I know my reply doesn't really have to do with Stressed62's post and I sort of made it about myself, but I just needed to vent a little.

deValentin profile image
deValentin

Welcome to the OCD community. If I understand correctly, you feel that you contaminate yourself and people around you, even though you’re doing the opposite: you’re cleaning things. Do you think that by cleaning things over and over, you’ll get rid of that unpleasant “unclean” feeling, thus allowing you to focus once again on your normal activities? If that’s the case, you’re putting yourself in a kind of a bind because at the same time you deflect the pressure to be reasonable in the present moment (“let me first get the “clean” feeling I’m looking for, and then I’ll have a normal life”) and you make getting the “clean” feeling compulsory because that’s the only way for you to return to a normal life. I used to do the same. I was thinking “let me first find the answers to the questions that are tormenting me, and then I’ll carry on OCD-free activities”. Everyday I was hoping that today would be the day I find what brings peace to my mind, but that day never came and problems kept accumulating in my life because I kept neglecting everything else. It’s when ERP “saved” me. I didn’t make stopping my search for answers dependent upon finding them. I just stopped it. It was not easy first, it took time, but I was able to regain my concentration abilities, my existential questions stopped grabbing incessantly my attention, and a reasonable faith in myself returned. No matter what your obsessions are (contamination-free feeling, perfect order, reassurance seeking, waste aversion, etc.), Response Prevention works in most cases (65% to 80%) because there seems to be a self-feeding or vicious cycle element in OCD like with other mental disorders like gambling or anorexia. I wish you well in your recovery.

beth196 profile image
beth196

I take meds. why suffer. prozac 60mg and klonopin till it kicks in

TomFed profile image
TomFed

Don't try to mentally argue with OCD, arguing with it is also a form of mental compulsion that just makes OCD stronger. OCD is fired up by the brain parts like amygdala that are not under control of rational mind, so you can't outthink it.

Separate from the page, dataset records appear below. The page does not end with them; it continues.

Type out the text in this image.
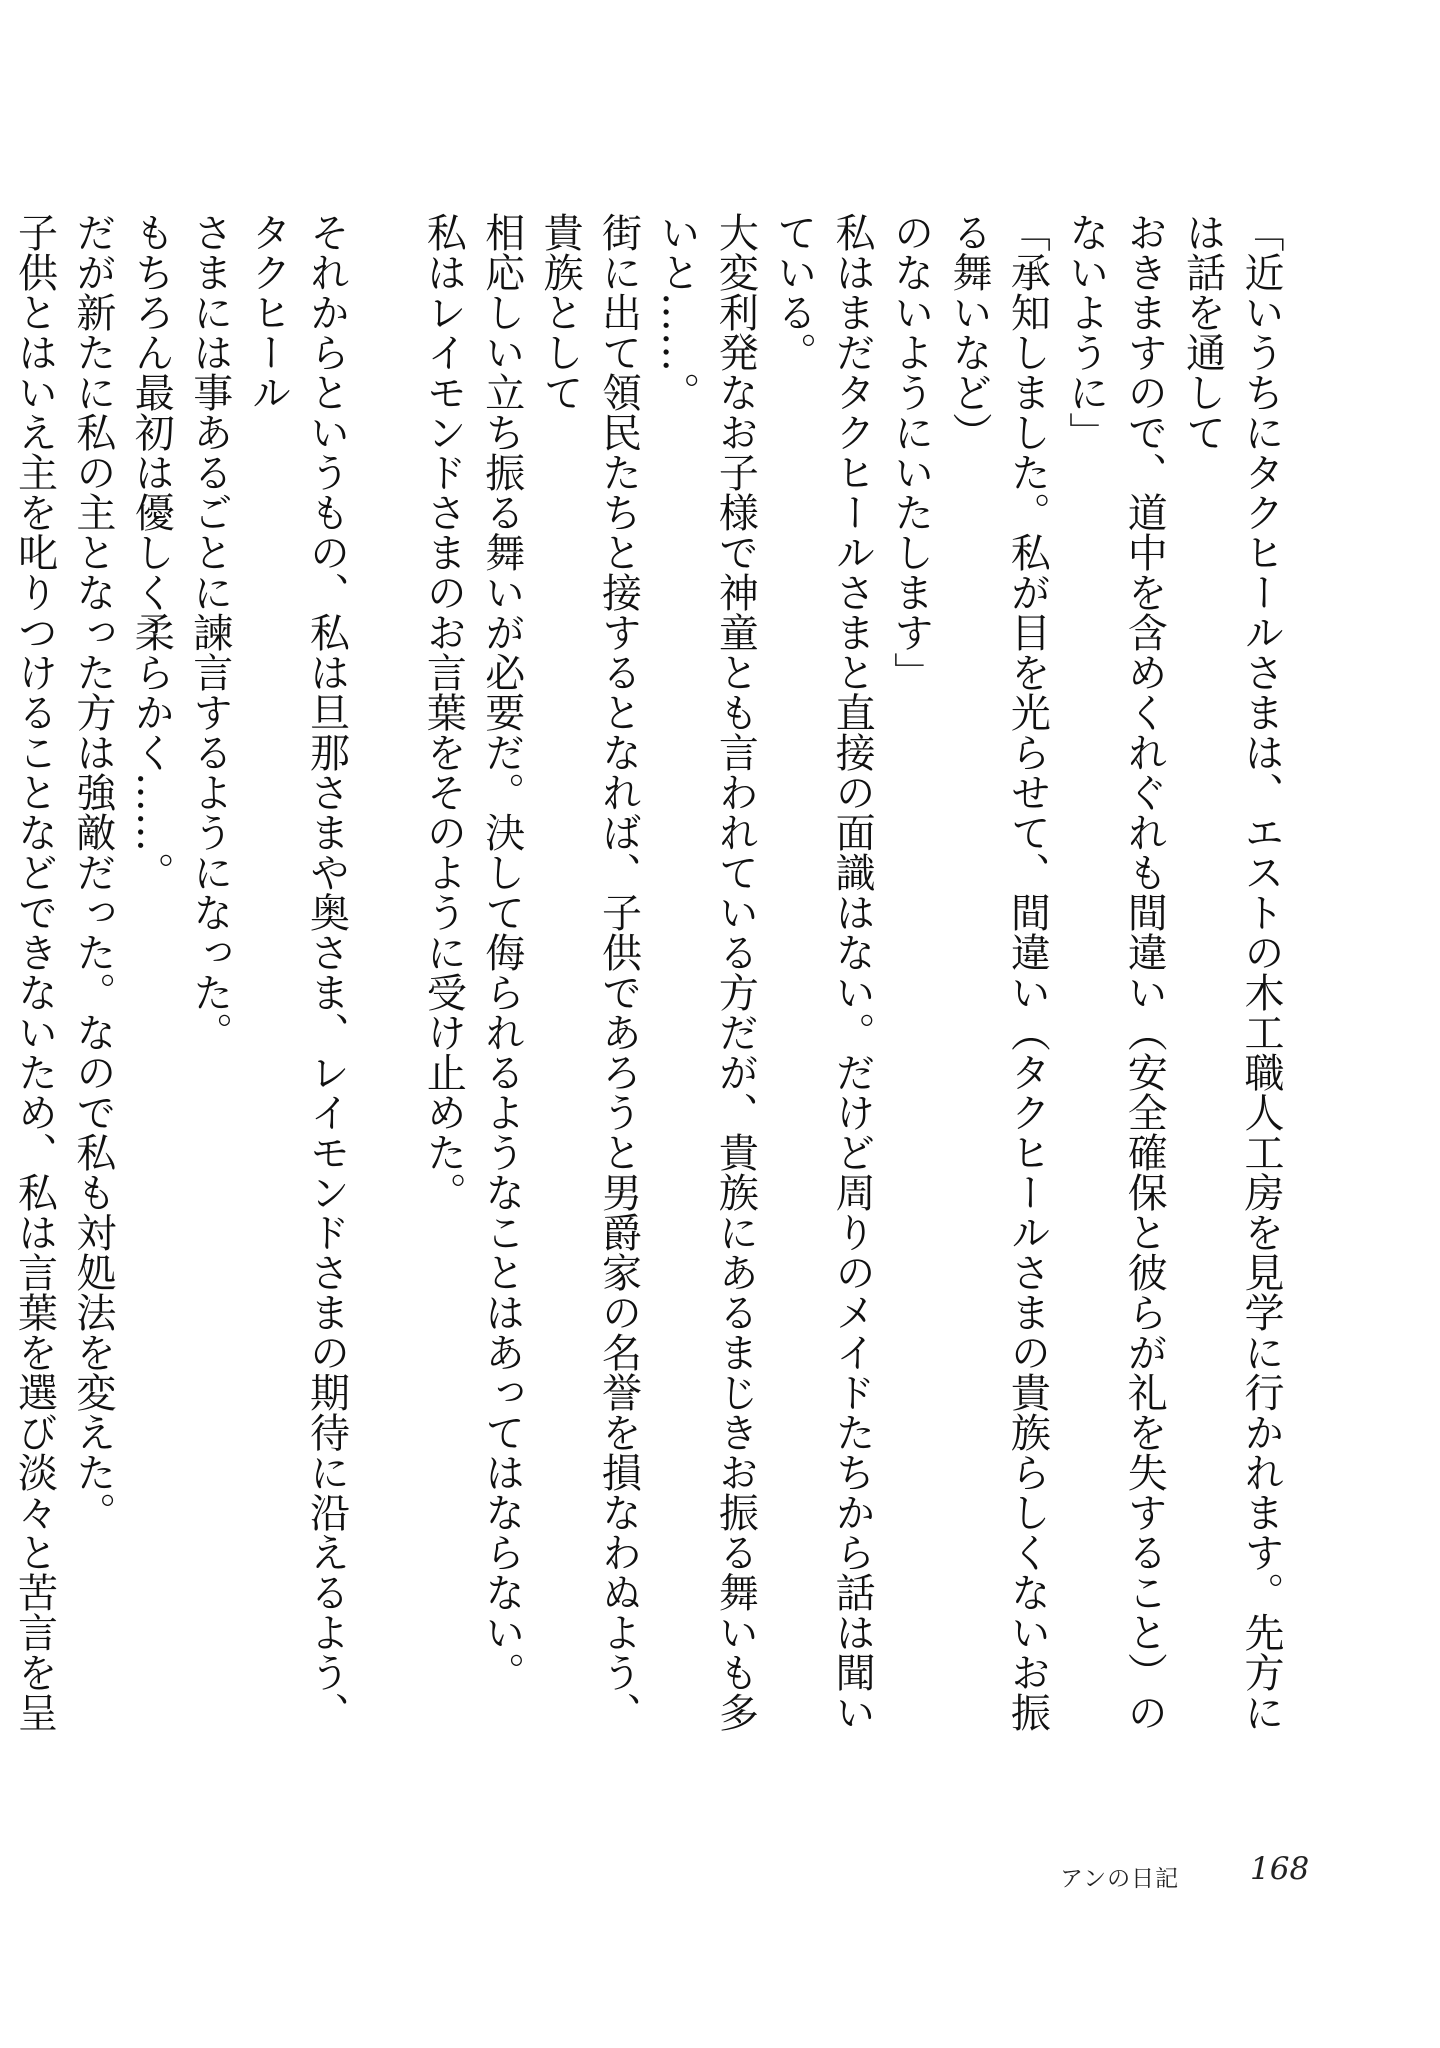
「近いうちにタクヒールさまは、エストの木工職人工房を見学に行かれます。先方には話を通して

おきますので、道中を含めくれぐれも間違い（安全確保と彼らが礼を失すること）のないように」

「承知しました。私が目を光らせて、間違い（タクヒールさまの貴族らしくないお振る舞いなど）

のないようにいたします」

私はまだタクヒールさまと直接の面識はない。だけど周りのメイドたちから話は聞いている。

大変利発なお子様で神童とも言われている方だが、貴族にあるまじきお振る舞いも多いと……。

街に出て領民たちと接するとなれば、子供であろうと男爵家の名誉を損なわぬよう、貴族として

相応しい立ち振る舞いが必要だ。決して侮られるようなことはあってはならない。

私はレイモンドさまのお言葉をそのように受け止めた。

それからというもの、私は旦那さまや奥さま、レイモンドさまの期待に沿えるよう、タクヒール

さまには事あるごとに諫言するようになった。

もちろん最初は優しく柔らかく……。

だが新たに私の主となった方は強敵だった。なので私も対処法を変えた。

子供とはいえ主を叱りつけることなどできないため、私は言葉を選び淡々と苦言を呈

アンの日記 168
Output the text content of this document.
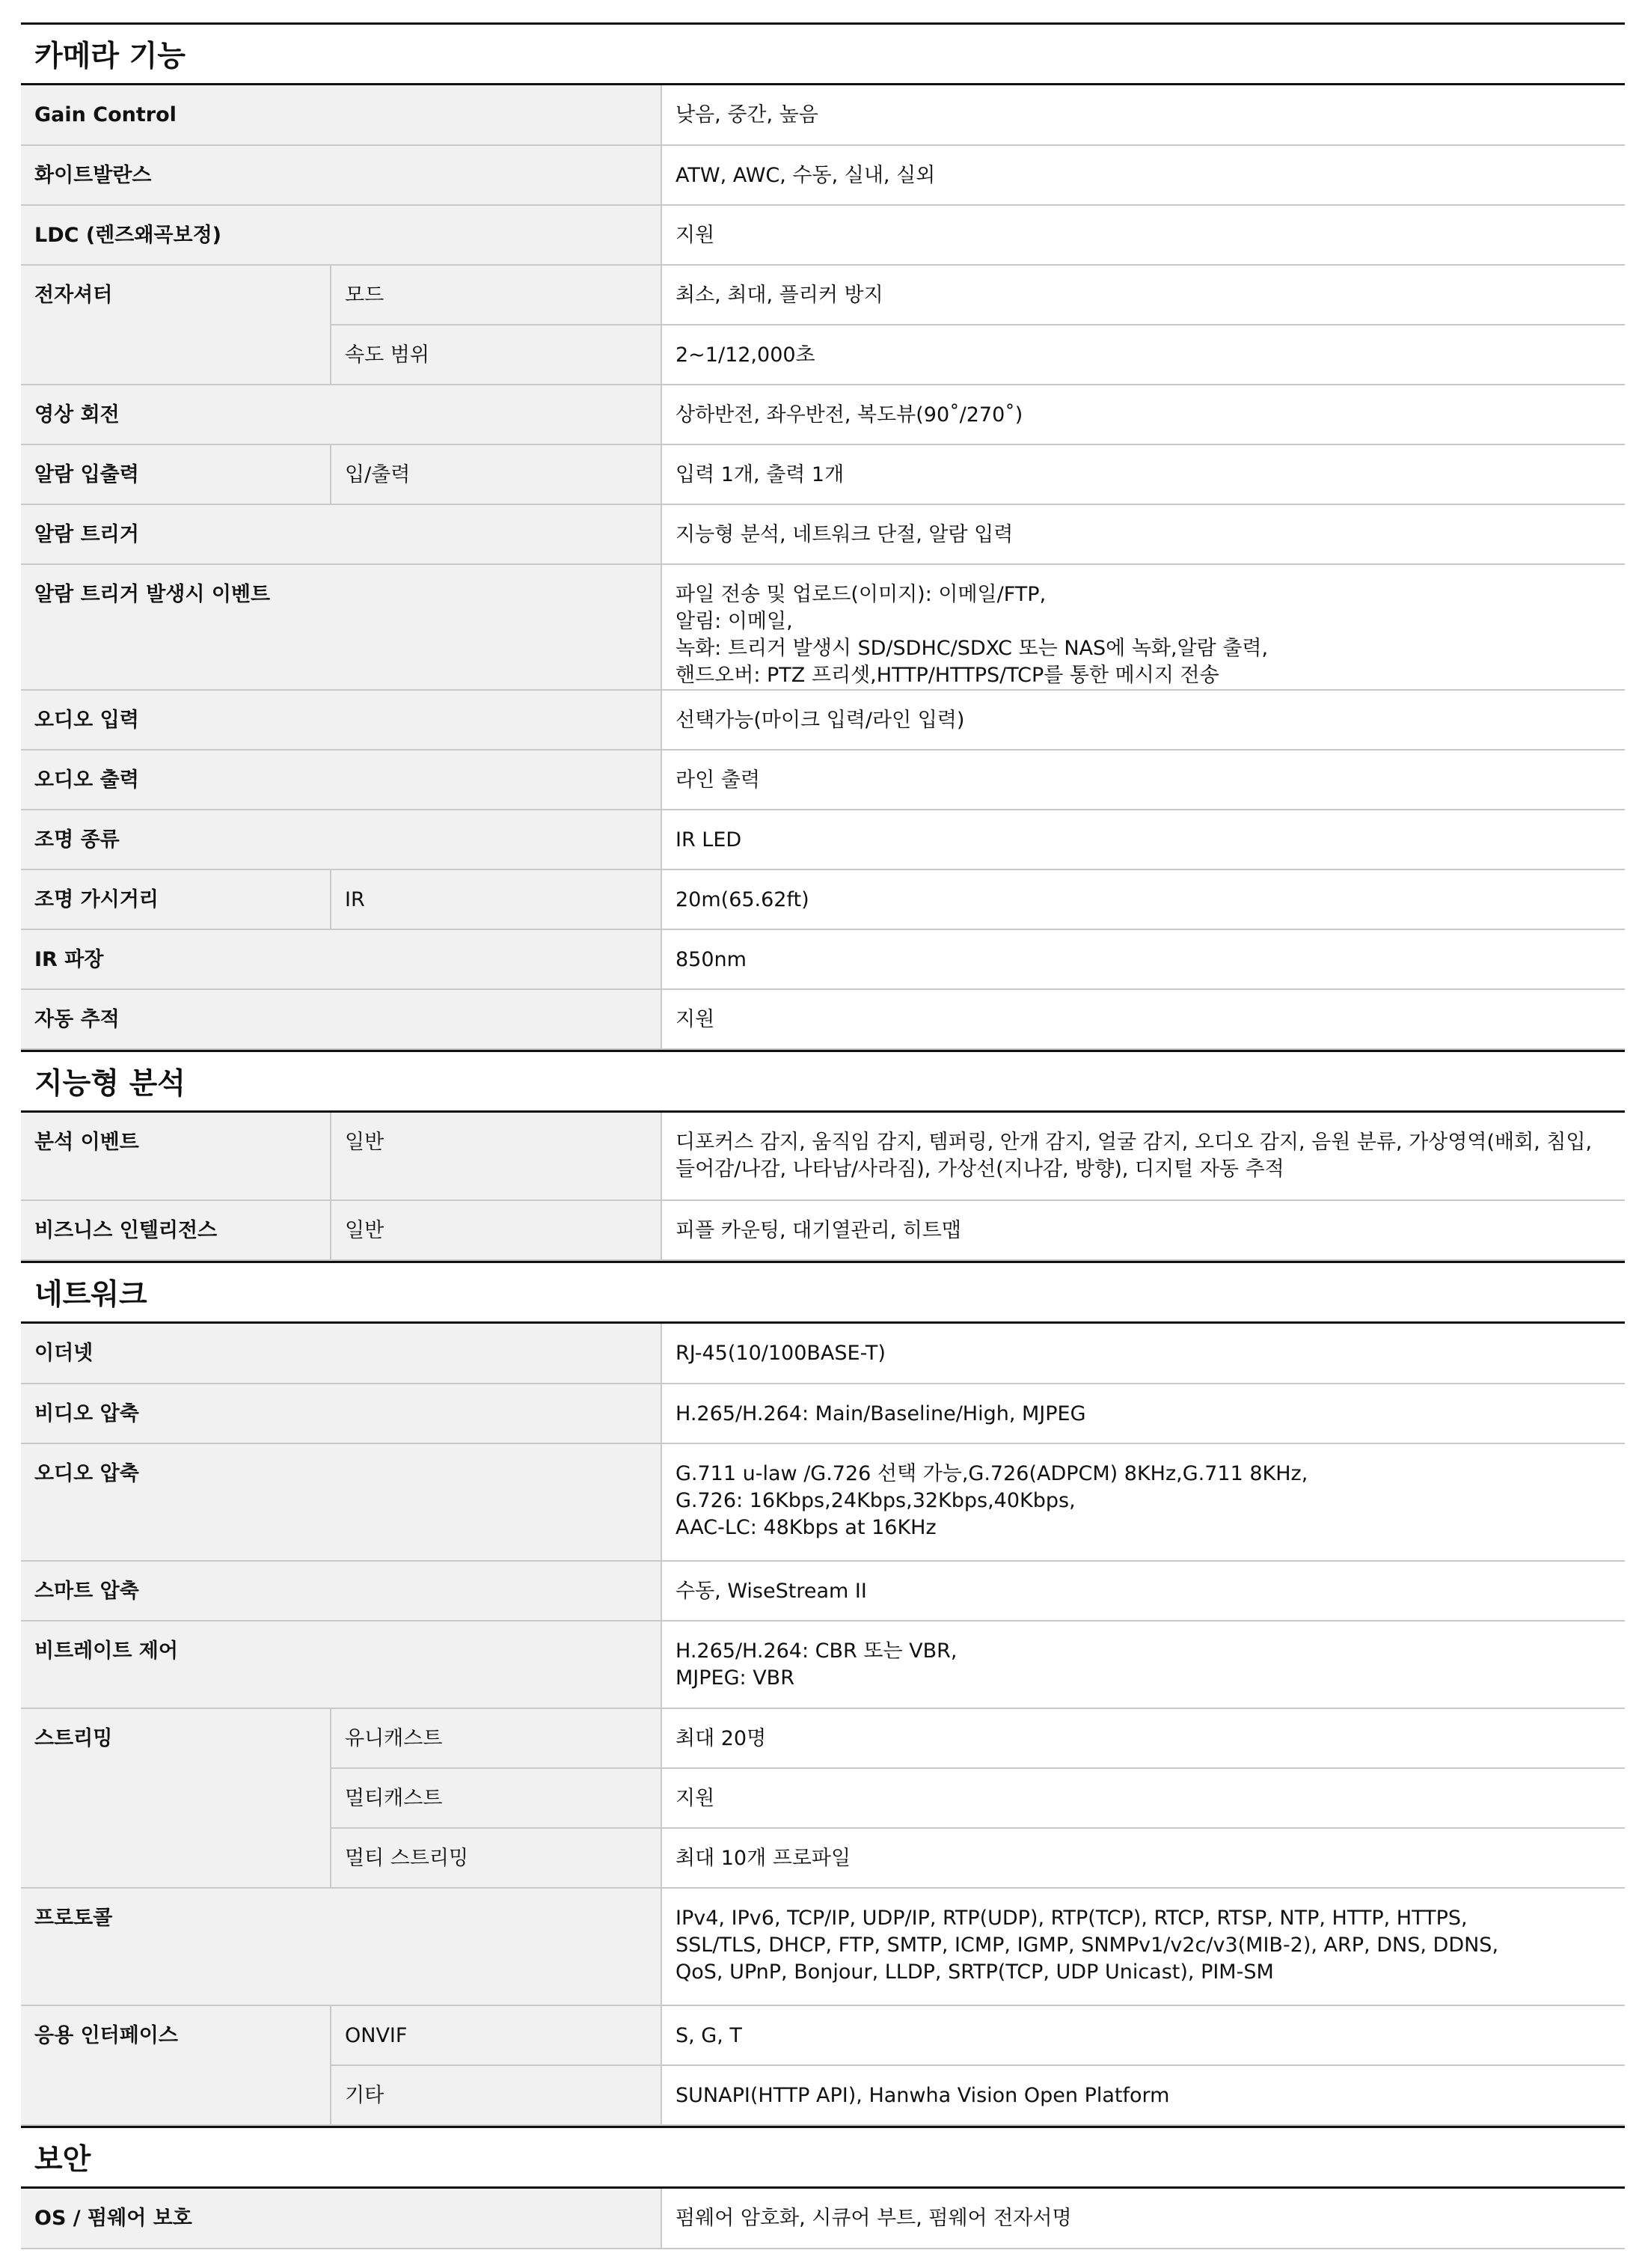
카메라 기능
Gain Control		낮음, 중간, 높음

화이트발란스		ATW, AWC, 수동, 실내, 실외

LDC (렌즈왜곡보정)		지원

전자셔터	모드	최소, 최대, 플리커 방지

	속도 범위	2~1/12,000초

영상 회전		상하반전, 좌우반전, 복도뷰(90˚/270˚)

알람 입출력	입/출력	입력 1개, 출력 1개

알람 트리거		지능형 분석, 네트워크 단절, 알람 입력

알람 트리거 발생시 이벤트		파일 전송 및 업로드(이미지): 이메일/FTP,
알림: 이메일,
녹화: 트리거 발생시 SD/SDHC/SDXC 또는 NAS에 녹화,알람 출력,
핸드오버: PTZ 프리셋,HTTP/HTTPS/TCP를 통한 메시지 전송

오디오 입력		선택가능(마이크 입력/라인 입력)

오디오 출력		라인 출력

조명 종류		IR LED

조명 가시거리	IR	20m(65.62ft)

IR 파장		850nm

자동 추적		지원
지능형 분석
분석 이벤트	일반	디포커스 감지, 움직임 감지, 템퍼링, 안개 감지, 얼굴 감지, 오디오 감지, 음원 분류, 가상영역(배회, 침입, 들어감/나감, 나타남/사라짐), 가상선(지나감, 방향), 디지털 자동 추적

비즈니스 인텔리전스	일반	피플 카운팅, 대기열관리, 히트맵
네트워크
이더넷		RJ-45(10/100BASE-T)

비디오 압축		H.265/H.264: Main/Baseline/High, MJPEG

오디오 압축		G.711 u-law /G.726 선택 가능,G.726(ADPCM) 8KHz,G.711 8KHz,
G.726: 16Kbps,24Kbps,32Kbps,40Kbps,
AAC-LC: 48Kbps at 16KHz

스마트 압축		수동, WiseStream II

비트레이트 제어		H.265/H.264: CBR 또는 VBR,
MJPEG: VBR

스트리밍	유니캐스트	최대 20명

	멀티캐스트	지원

	멀티 스트리밍	최대 10개 프로파일

프로토콜		IPv4, IPv6, TCP/IP, UDP/IP, RTP(UDP), RTP(TCP), RTCP, RTSP, NTP, HTTP, HTTPS,
SSL/TLS, DHCP, FTP, SMTP, ICMP, IGMP, SNMPv1/v2c/v3(MIB-2), ARP, DNS, DDNS,
QoS, UPnP, Bonjour, LLDP, SRTP(TCP, UDP Unicast), PIM-SM

응용 인터페이스	ONVIF	S, G, T

	기타	SUNAPI(HTTP API), Hanwha Vision Open Platform
보안
OS / 펌웨어 보호	펌웨어 암호화, 시큐어 부트, 펌웨어 전자서명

I'm sorry that current therapist is not helping you. See for treating OCD, you need an ERP specialised therapist that you can find offline or online through such apps like NOCD. Y-BOCS is a standard questionary for assessing your OCD symptomatology, and ERP is the golden standard for treating OCD. Other forms of therapy might even get it worse so watch out.

ERP trained therapist has to help you access your symptoms, draft a treatment plan, and teach you how to apply exposure response prevention tools to get rid of the compulsions that feed the OCD cycle. We don't have power over intrusive thoughts (obsessions), but we have power of what actions (responses) we take. When we eradicate compulsions and safety behaviours one by one, the OCD hell's wheel starts unwinding quite fast and you will experience relief that you've been longing for. Usually ERP therapist will help you to deal with physical compulsions first, in your case it's all hand washing et cetera. You see everytime you wash your hands more than once, you're legitimising obsessional fears and feeding the OCD beast.

After you deal with mayor physical compulsions, with the help of the therapist, you will examine and eradicate other, not so obvious compulsions, micro compulsions and mental compulsions that basically all of us OCDers have.

Don't judge yourself, OCD is not you. We OCDers are often quite hard on ourselves as deep seated shame and guilt lies at the roots of this disorder. Good news is in many cases it is very treatable.